Sarah Leritz-Higgins, Mentor Graphics Corporation

One of the mantras that you often hear repeated in technical communication circles is “Know your audience! Conduct a thorough audience analysis! You’ve got to make sure that your content addresses the needs of novices as well as experts; and everyone in between.” This is one of those mantras espoused by industry experts that implants itself in our collective professional psyches and then haunts us individually at 3am, awakening us from a sound sleep. “How can I be sure that my content is adequate for all my customers? What if I’m only addressing the needs of a minor segment of my customer base? Can I really tune my content so that it actually helps a novice, while simultaneously does not alienate an expert?” The key question becomes, how can we provide content that serves a broad range of users who represent various and disparate backgrounds, skill sets, and levels of expertise?

While it is important to get to know your audience and research your customers’ needs, it is equally important to recognize that “expertise” is fluid, nuanced, and subject to interpretation. We should avoid using “expertise” as a static characterization of our users. Consider that

  • one person’s definition of “novice” is another person’s “intermediate.”
  • one person’s “intermediate” is another person’s “expert.”
  • a user may be a novice today, but may gradually build expertise with continuous use of a product (and may not necessarily have consulted the documentation as a novice).
  • a user may quickly build expertise during an intensive two-day training class and use the product steadily thereafter for a few weeks, only to experience gradually diminished expertise due to infrequent use of the product.
  • a user may have a great deal of experience with product A, but may not be familiar with the particular interface of product B in the same domain. For example, certified public accountants who are experts with Microsoft Excel will probably be able to come up to speed rather quickly with Quicken QuickBooks (even if they’ve never used it before).
  • a user may bring to the table a great deal of academic or non-profit experience, but may not have a lot of experience with the corporate world. For example, a project manager in the academic world may have different motivations and perspectives than a project manager in the corporate world.

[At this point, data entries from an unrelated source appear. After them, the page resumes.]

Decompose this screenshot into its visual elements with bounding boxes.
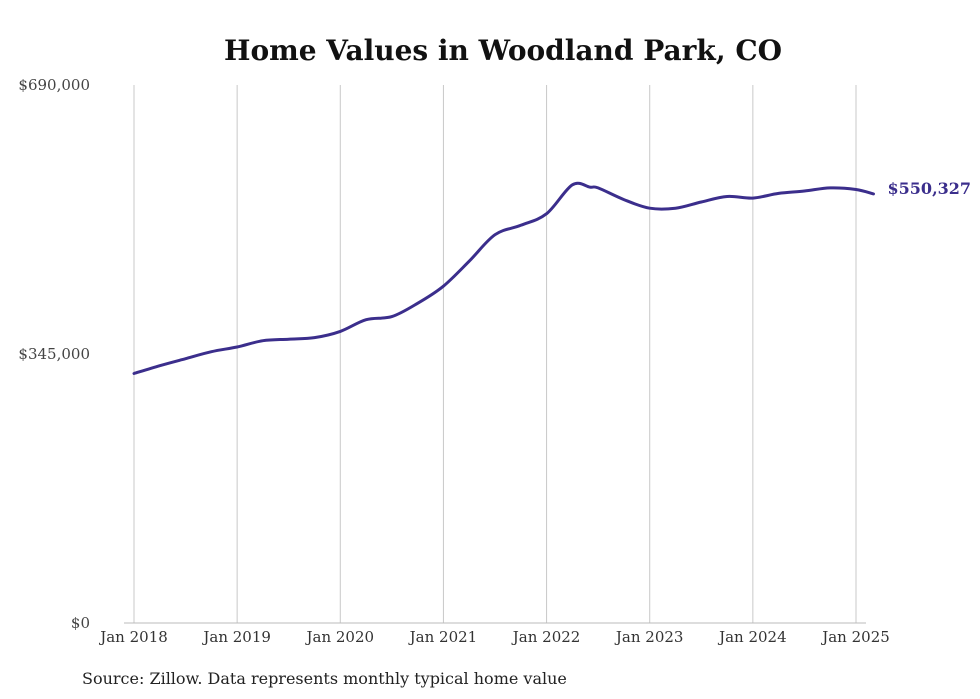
series-layer: $550,327 <box>132 179 972 375</box>
y-tick-label: $690,000 <box>18 76 90 94</box>
x-tick-label: Jan 2020 <box>305 628 375 646</box>
series-line-0 <box>132 181 875 375</box>
x-tick-label: Jan 2022 <box>511 628 581 646</box>
y-tick-label: $0 <box>71 614 90 632</box>
x-tick-label: Jan 2018 <box>98 628 168 646</box>
x-tick-label: Jan 2024 <box>717 628 787 646</box>
series-end-label: $550,327 <box>888 179 972 198</box>
chart-title: Home Values in Woodland Park, CO <box>224 34 782 67</box>
source-note: Source: Zillow. Data represents monthly … <box>82 669 567 688</box>
x-tick-label: Jan 2021 <box>408 628 478 646</box>
grid-lines <box>124 85 866 624</box>
x-axis: Jan 2018 Jan 2019 Jan 2020 Jan 2021 Jan 2022… <box>98 628 890 646</box>
x-tick-label: Jan 2023 <box>614 628 684 646</box>
y-axis: $0 $345,000 $690,000 <box>18 76 90 632</box>
y-tick-label: $345,000 <box>18 345 90 363</box>
x-tick-label: Jan 2025 <box>820 628 890 646</box>
x-tick-label: Jan 2019 <box>201 628 271 646</box>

So, how do we address the conundrum presented by these varying and fluid levels of expertise? Rather than trying to characterize expertise and tailor solutions that address each level of expertise, the key is to focus your task analysis with a nod to the 80/20 rule. In this day and age of doing more with less, it is critically important to focus your content development efforts on serving the most customers, most of the time. As you conduct a task analysis, be sure to identify the most important tasks that will affect the greatest percentage of the user base. Pay particular attention to those tasks that, if not done correctly, will negatively impact the entire user experience. This exercise fosters a prioritization of the tasks that your user base will perform. You, as the content developer, are better off focusing on the “Top 10” tasks and making them as effective as you can, instead of documenting every obscure feature of a tool. In other words, depth (of the highest priority tasks) trumps breadth (of obscure tasks).

After you have conducted your task analysis, your next focus is to craft a set of well-formed, easily digestible topics. Your set of topics should be task-based, with any necessary conceptual and reference topics to support the user tasks.

A well-formed topic is a self-contained “unit” of information that addresses one question. It has the following characteristics:

  • meaningful, intuitive title
  • exclusive focus on a certain type of information (procedural, conceptual, or reference material)
  • contextual awareness of a set of topics, fostered by the navigational interface
  • links to related topics

The beauty of a well-formed topic is that it inherently serves a diverse customer base with a wide range of expertise and skills. A well-formed topic allows the novice to learn enough to put his goals in context, while simultaneously enabling the expert to find precisely what she is seeking. Regardless of the users’ expertise, a well-formed topic enables the users to skim it and immediately discern whether it’s the topic they need. Ultimately, any effective topic enables the novice without alienating the expert. Often, a procedural or reference topic will suffice for an expert, whereas, a novice may also need a conceptual topic that puts the procedure into context. A well-formed topic, with links, enables the novice to access related conceptual topics, without deterring the success of the expert.

Those of you whose products serve a niche market (for example, rocket scientists developing control systems) actually have less of a challenge than those who support consumer products, because niche products typically represent a user base with a narrower range of experience and expertise, whereas, a typical consumer product serves a significantly broader demographic.

In no way am I suggesting that you ought to diminish the importance of conducting audience analysis. What I am suggesting is that you tame the audience analysis requirement and put it in its proper context—as a technique for identifying and prioritizing user tasks. By crafting well-researched, prioritized, and well-formed topics, you can address the needs of a broad range of users with disparate skill sets and various levels of expertise.